— Я… просто в комнату свою вернулся.
— Откуда? — продолжала она допрос, а я вдруг вспомнил, что был в одних трусах, и оттого спешил.
Бросил взгляд вниз — и точно: я в одних трусах!
Прикрыл обеими руками свой немного напрягшийся детектор сексуальности, будто это как-то спасало положение и, наверняка, раскраснелся.
— Откуда, смертный? — спросила она снова. — Откуда ты вернулся?
— Да я просто заснул не там, где должен был. И не нашел одежду. Пришлось бежать к себе в комнату в таком вот виде…
— Бежать, — повторила одна из девушек. — Он побежал. И опередил Анастасию.
— Анастасию? — переспросил я.
— Мы призвали не того, — говорит другая девушка. — Это ошибка.
— Оставьте нас, — приказала та, что стояла без капюшона, и все остальные тут же стали уходить, поднимаясь по каменной лестнице. Когда последняя скрылась в дверном проеме, дверь закрылась.
— Как зовут тебя, мальчик? — спросила эта девушка, немного склонив голову на бок. Она осматривала мое тело.
— Кирилл, — произнес я, сглотнув резко пересохшее горло. Мой верный дружбан мгновенно окреп и натянул скрывающие его трусы как хренов парус.
Девушка едва заметно улыбнулась.
— Сними трусы и покажи мне его.
У меня все тряслось в груди, но я выполнил ее указание. Ее заинтересованность тут же куда-то улетучилась. Я видел в ее глазах сплошное разочарование.
— Да уж… замена и правда такая себе… мало того, что мужик, так еще и член… — она призадумалась, — чуть короче среднего.
— Между прочим, — надеваю я свои труселя, — важен не размер лодки, а плавность ее покачиваний.
Я понял, что с сексом меня обломали, а мои слова вызвали лишь легкий смешок с ее стороны.
— Ладно, проваливай, — сказала она, а затем взмахнула рукой — и тут пол подо мной будто исчез — и я стал падать в некую дыру.
Зажмурился от страха — и потому открыл глаза лишь тогда, когда куда-то упал. А упал я в сухую листву.
Теперь я был в каком-то лесу. Всё так же в одних трусах. На какое-то мгновение я даже решил, что меня вернули в мой мир, разочаровавшись во мне по полной, но спустя минут пятнадцать понял, что это не так.
Понял это, когда попал в какую-то ловушку, поймавшую меня в сеть, натянувшуюся прямо у меня под ногами. Каких-то пара мгновений — и я уже вишу в воздухе, глядя на выходящих из-за деревьев длинноухих высоких существ. Я тут же понял, что это эльфы, а еще я понял, что каким-то хером оказался в фэнтезийном мире.

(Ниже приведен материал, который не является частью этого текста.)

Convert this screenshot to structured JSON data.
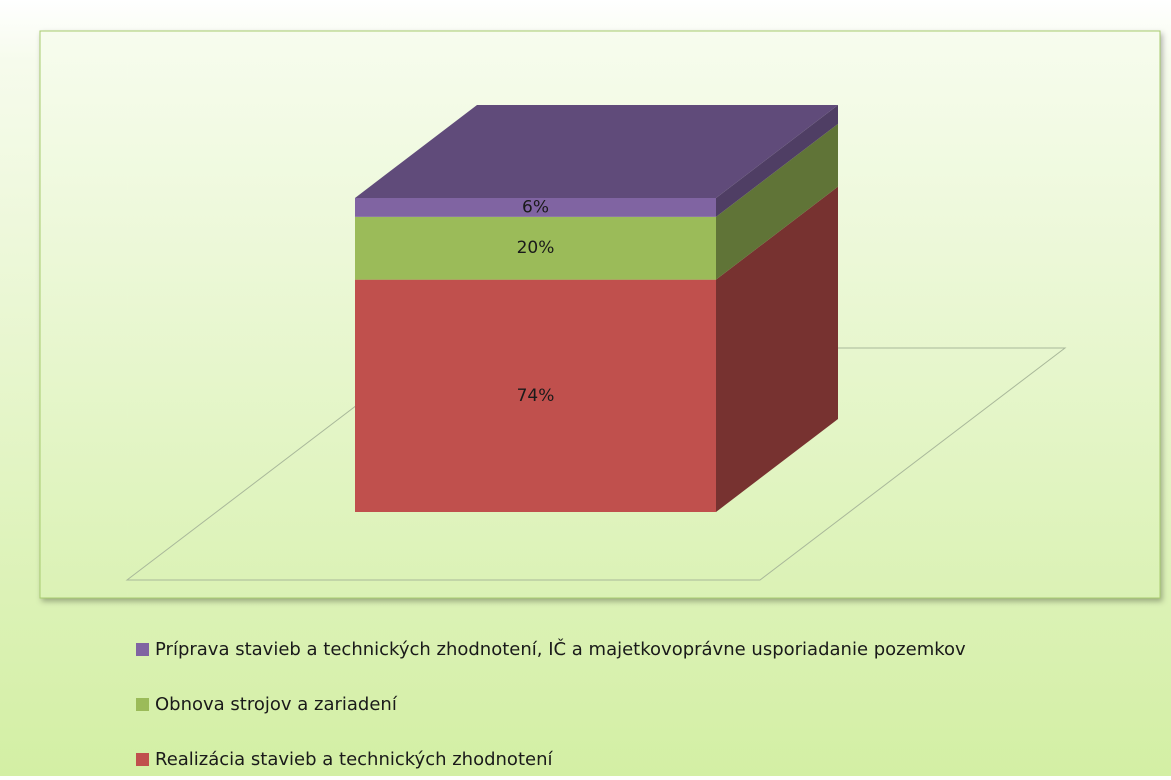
{
  "chart_data": {
    "type": "bar",
    "stacked": true,
    "three_d": true,
    "categories": [
      null
    ],
    "ylim": [
      0,
      100
    ],
    "series": [
      {
        "name": "Realizácia stavieb a technických zhodnotení",
        "color": "#c0504d",
        "values": [
          74
        ],
        "value_labels": [
          "74%"
        ]
      },
      {
        "name": "Obnova strojov a zariadení",
        "color": "#9bbb59",
        "values": [
          20
        ],
        "value_labels": [
          "20%"
        ]
      },
      {
        "name": "Príprava stavieb a technických zhodnotení, IČ a majetkovoprávne usporiadanie pozemkov",
        "color": "#8064a2",
        "values": [
          6
        ],
        "value_labels": [
          "6%"
        ]
      }
    ],
    "legend": "bottom"
  }
}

— Кто ты, человек? — спросил один и них с небольшим акцентом.
— И почему в одних трусах? — спросил второй.
Зачем-то они направили на меня копья, словно я представлял какую-то угрозу.
***
Первым моим спутником стал Гелегост. Он сидел в тюремной камере и ждал рассвета, на котором его должны были казнить. Меня посадили в камеру по соседству. Сказали, что отведут меня к их главному. На рассвете. Сразу после того, как обезглавят орка.
Я решил поговорить с ним, наверное, тупо из жалости. И… даже не знаю, как… но пропитался к нему какой-то странной симпатией. Оказалось, что он угодил к ним в плен по такой же глупости, как и я, но вот только с ним уже старейшина беседовал — и приговор уже как бы вынесен.
Когда утром за ним пришли, я резко подорвался с места.
— Стойте! Куда вы ведете этого орка?
— На казнь, — ответили они почти тем же тоном, каким медсестра бы ответила «На процедуры».
— Но… но этого нельзя делать!
— Почему? — эльф или почесать языком любил, или был придурком, каких мало.
— На нём… лежит… древнее проклятье.
— Какое?
— Проклятье Толкина… и Братьев Гримм.
Эльф выпучил свои глазенки.
— Никак нельзя его казнить! Точнее, можно, конечно, но нужно находиться на расстоянии двадцати шагов, и нельзя при этом стрелять в него стрелой. Можно только обезглавить.
— А как же тогда обезглавливать?
— Нужно выбрать палача, — киваю я и смотрю на эльфа так серьезно, как смотрел разве что на препода, которому навешивал на уши лапшу, рассказывая, почему не подготовился к паре. — Палач возьмет все проклятье на себя — и умрет страшной жуткой смертью. Вы, кстати, уже выбрали палача?
— Да, — отвечает этот эльф, но затем тут же другой эльф его перебивает:
— Нет, не выбрали!
— Выбрали! — спорит с ним первый.
— Нет, не выбрали! Ничего мне не говорили про проклятье! — второй, видать, и был палачом. — Я не согласен умирать жуткой страшной смертью!